Neoliberals do not like this, so when a state-owned corporation makes use of the government’s good credit rating to obtain low-interest loans or avoid hedging, they claim that this is unfair competition for the private sector. If, in response, the state-owned corporation is forced to pay more interest to the government for its loans, this only serves to make public ownership of public services more attractive by generating more government revenue. This in turn discourages privatisation, achieving the opposite of what the neoliberals intended.
Short-circuiting globalisation and the crystal ball economy
When corporations encumber themselves with derivatives and “financial engineering”, one obvious response is to eliminate them. Richard Douthwaite, in his book “Short Circuit”, showed that small businesses producing locally to meet local needs can compete effectively against multinationals by cutting out items such as transport costs.
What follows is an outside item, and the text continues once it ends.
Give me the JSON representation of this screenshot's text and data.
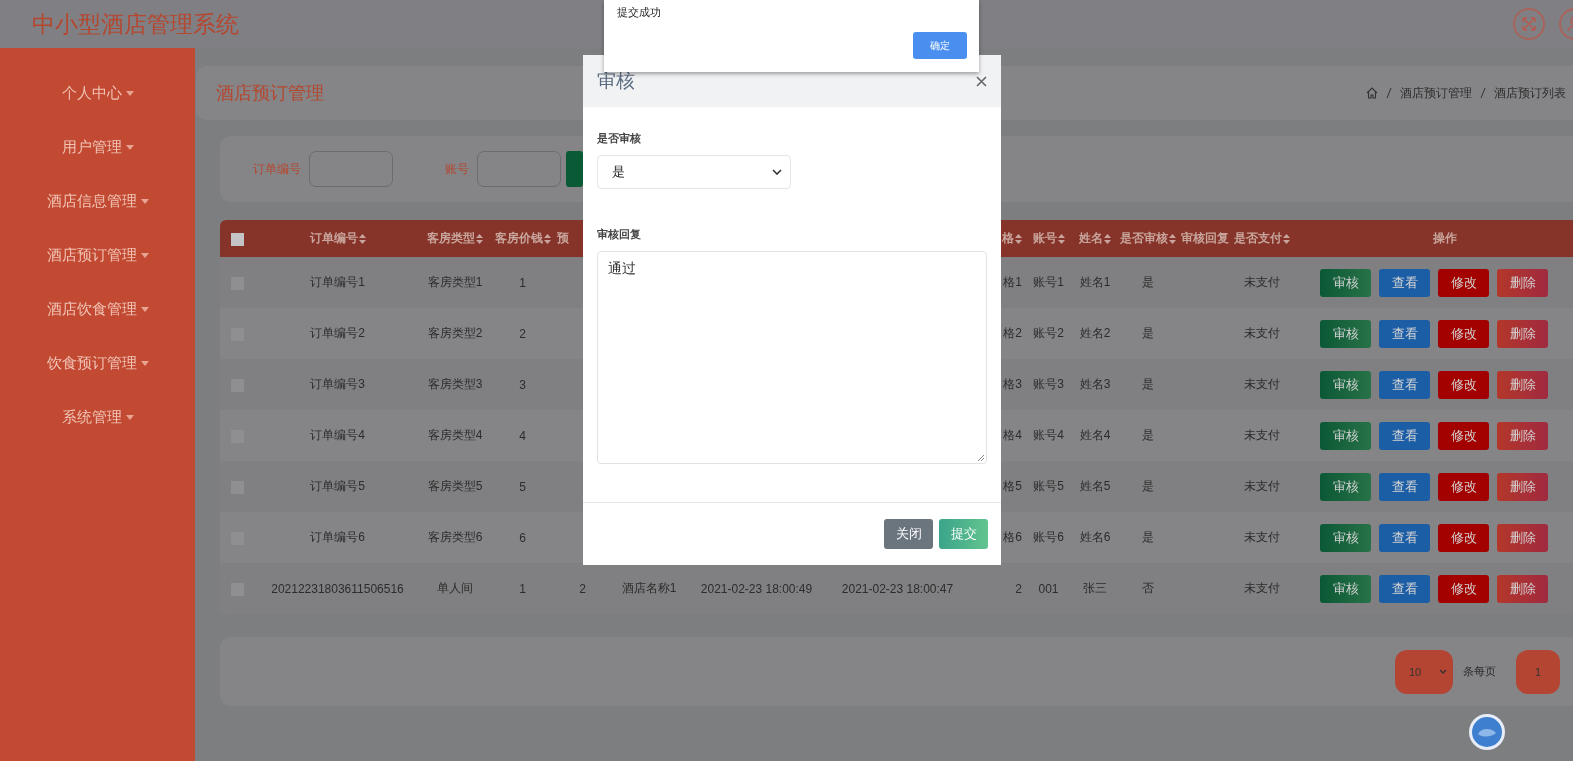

They can also cut out the use of derivatives and “financial engineering” providing they can obtain access to credit on favourable terms.
However, recent trends in international banking legislation favour big business when it comes to access to credit. The new “Basel II” banking principles are likely to make things worse for small and medium-sized enterprises by forcing banks to introduce a more complex (and expensive) system of credit ratings. The danger is that banks will refuse to make loans to small businesses because it will cost too much to evaluate their creditworthiness.
One possible response might be to finance business expansion by using venture capital rather than loans. However, Basel II might in fact produce the opposite effect, making things harder for venture capital, according to the European Private Equity and Venture Capital Association.
Fortunately, some of the methods in Douthwaite’s book can be used to “short-circuit” the Basel II rules before they are fully introduced. For example, if businesses can obtain goods by bartering rather than cash payment, this could reduce the need to borrow money for working credit. Under the JAK system, businesses can obtain interest-free loans in return for receiving no interest on positive bank balances for an agreed period. Another option is social and ethical investment.